Recently, great results have been achieved by processing data with deep learning techniques, and, specifically, by using convolutional neural networks (CNN) with images as input. This neural network’s great performance for reading, processing and extracting the most important features of two dimensional data have highly contributed to its popularity. However, even in scenarios where input data isn’t formatted as an image, many transformation methods have helped apply CNNs to other data types. Time series is one of these data structures that can be modeled to approach the problem from a computer vision perspective.
Spectrograms are one of the most popular representations for signals, in which time series carry information with time and frequency as magnitude dimensions. Though spectrograms are graphical representations of frequency spectrum over time, some nuances exist between these graphical representations and pictures taken with a camera, or paintings. For example, when observing a landscape image, near pixels normally belong to the same object. However, in spectrograms, local relationships are represented using a different domain. Overall, this slight concept complicates the local feature extraction feeding two-dimensional CNN layers with spectrograms, as they have non-local relationships, unlike pictures. We can only take advantage of 2D CNN considering visual representations with inherent spatial invariance as they efficiently provide the best input for a convolutional layer.
Data scientists commonly work with sets of data representing temporal series, e.g. the historic evolution of a trend, a magnitude measured by a sensor or daily tracking of any source rich for analysis. Moreover, this information is usually composed of multiple variables, as different aspects of the scenario are measured. Recurrence plots are an advanced technique for visually representing multivariate non-linear data. In essence, this refers to a graph representing a matrix, where elements correspond to those times at which the data recurs to a certain state or phase. Recurrent behavior, such as periodicities or irregular cyclicities, is a fundamental property of deterministic dynamical systems, like non-linear or chaotic systems. As higher dimensional datasets can’t be pictured easily, they can only be visualized by projection onto 2D or 3D sub-spaces. Recurrence plots enables the visualisation of the mm-dimensional phase space through a two dimensional representation of its recurrence. This recurrence of a certain state at time ii at a different time jj is marked within a 2D squared matrix and can be mathematically expressed as:
The main advantage of using recurrence plots is being able to visually inspect any higher dimensional phase space trajectories by obtaining an image that hints at how the series evolve over time. Thus, depending on how the time series projection looks, we can distinguish four different topologies:
- Homogeneous: typical of stationary and autonomous systems. For example, randomly generated time series.
- Periodic: oscillating time series. Even for systems where oscillations are hard to recognize, they can be seen in the recurrent plot.
- Drift: typical of systems variables with slow variations over time.
- Disperse: these plots show abrupt changes, normally due to extreme events in the data.
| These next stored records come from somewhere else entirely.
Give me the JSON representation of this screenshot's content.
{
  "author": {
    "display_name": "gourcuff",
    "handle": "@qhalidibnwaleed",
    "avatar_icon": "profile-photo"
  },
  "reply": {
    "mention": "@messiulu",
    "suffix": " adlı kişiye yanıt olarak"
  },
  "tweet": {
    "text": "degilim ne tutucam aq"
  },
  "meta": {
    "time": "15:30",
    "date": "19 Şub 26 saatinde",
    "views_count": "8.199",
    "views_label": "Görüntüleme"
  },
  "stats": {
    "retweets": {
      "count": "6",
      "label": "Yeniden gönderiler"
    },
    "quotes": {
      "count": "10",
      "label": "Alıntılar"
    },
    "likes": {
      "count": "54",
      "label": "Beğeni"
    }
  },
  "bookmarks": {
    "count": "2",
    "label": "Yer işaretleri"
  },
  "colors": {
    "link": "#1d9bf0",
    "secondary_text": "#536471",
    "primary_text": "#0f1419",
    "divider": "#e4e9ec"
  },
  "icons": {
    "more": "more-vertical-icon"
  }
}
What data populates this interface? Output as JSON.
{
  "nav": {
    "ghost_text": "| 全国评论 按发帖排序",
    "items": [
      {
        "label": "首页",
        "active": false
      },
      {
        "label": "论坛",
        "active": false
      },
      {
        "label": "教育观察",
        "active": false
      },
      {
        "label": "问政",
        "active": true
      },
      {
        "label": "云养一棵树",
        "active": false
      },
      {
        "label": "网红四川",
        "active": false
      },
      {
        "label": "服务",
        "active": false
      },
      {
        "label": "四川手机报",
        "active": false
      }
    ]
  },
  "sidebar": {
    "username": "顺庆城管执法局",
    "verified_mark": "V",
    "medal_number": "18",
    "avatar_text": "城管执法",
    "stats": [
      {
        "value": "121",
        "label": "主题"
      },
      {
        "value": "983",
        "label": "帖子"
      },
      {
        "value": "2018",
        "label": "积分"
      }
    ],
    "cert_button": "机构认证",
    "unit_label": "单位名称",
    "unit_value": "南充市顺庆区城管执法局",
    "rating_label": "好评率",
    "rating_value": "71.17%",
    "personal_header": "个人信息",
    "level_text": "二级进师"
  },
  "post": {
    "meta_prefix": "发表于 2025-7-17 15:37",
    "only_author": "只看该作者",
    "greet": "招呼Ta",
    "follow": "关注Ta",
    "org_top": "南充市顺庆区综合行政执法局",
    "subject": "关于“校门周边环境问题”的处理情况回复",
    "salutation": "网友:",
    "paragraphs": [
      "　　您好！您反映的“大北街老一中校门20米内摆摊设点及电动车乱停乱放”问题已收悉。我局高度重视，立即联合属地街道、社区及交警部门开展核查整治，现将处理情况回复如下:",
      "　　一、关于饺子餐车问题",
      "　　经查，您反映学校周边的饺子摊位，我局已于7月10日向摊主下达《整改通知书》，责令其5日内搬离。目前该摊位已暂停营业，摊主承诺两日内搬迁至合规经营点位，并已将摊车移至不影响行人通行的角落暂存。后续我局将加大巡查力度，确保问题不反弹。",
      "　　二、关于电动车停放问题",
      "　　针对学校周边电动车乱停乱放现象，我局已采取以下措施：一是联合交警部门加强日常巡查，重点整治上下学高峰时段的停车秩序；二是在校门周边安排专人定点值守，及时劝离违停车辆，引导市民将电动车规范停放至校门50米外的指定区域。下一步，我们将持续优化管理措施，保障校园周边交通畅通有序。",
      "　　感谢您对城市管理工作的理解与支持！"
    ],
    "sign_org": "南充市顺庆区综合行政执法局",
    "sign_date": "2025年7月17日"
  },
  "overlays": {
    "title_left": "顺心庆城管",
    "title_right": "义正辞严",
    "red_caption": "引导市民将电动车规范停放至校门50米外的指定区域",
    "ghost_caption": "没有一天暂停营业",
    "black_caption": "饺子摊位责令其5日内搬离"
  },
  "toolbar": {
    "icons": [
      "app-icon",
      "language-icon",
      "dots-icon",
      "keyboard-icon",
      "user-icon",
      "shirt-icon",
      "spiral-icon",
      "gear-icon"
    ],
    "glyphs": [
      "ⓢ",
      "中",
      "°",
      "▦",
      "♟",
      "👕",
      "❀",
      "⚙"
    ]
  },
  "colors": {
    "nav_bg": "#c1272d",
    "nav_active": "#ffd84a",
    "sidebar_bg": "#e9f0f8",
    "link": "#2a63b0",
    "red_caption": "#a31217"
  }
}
Recurrence plots help detect anomalies or rare events hidden along the series
For example, the recurrence plot for the following function (below) would be:
The periodicity of the signal can be observed in the recurrence plot repeating the same pattern over the 2D space. Most of the oscillating systems present this mosaic architecture with diagonal oriented lines, which means that the states’ evolution is very similar at different time points. Additionally, anomalies are drawn as single, isolated points, and vertical or horizontal lines mark a time length where the state stays constant or changes very slowly.
Of all recurrence plots types explained above, disperse structure has huge potential as it detects hidden anomalies at a glance, revealing them after transforming the time series into 2D images using recurrence plots. This way, we can process historical data and create 2D images to feed CNN, detecting a rare event within a fixed time period. For the CNN, this procedure is identical to recognizing shapes drawn on an picture or identifying a human face.
In the aviation industry, multiple data sources are recorded as time series. During flights, aircrafts record the status of multiple magnitudes (altitude, speed, etc.) and save the data provided by sensors almost every second. Similarly, ATCOs monitor airspace traffic, measuring sector occupancy evolution over time. The graphical representation of a multivariate dataset could reveal new features that were unnoticeable during data exploration phase. For instance, recurrence plots could detect abnormal behavior in one of the aircraft components and replace it beforehand, or even identify anomalies during landing and take off procedures… all by processing images!
sum, being able to detect hidden features from pictures is definitely an incredible enhancement when dealing with time series. However, some inconveniences proceed from excessive numbers of dimensions. As we commented above, recurrence plots are good for detecting imperceptible features for input data. Sometimes, however, this can lead to noise addition to the image, raising a lot of false positives and negatives. Thus, it’s important to select columns identified as precursors for the anomalies we want to predict in order to avoid noise that can confuse the neural network and render the output meaningless.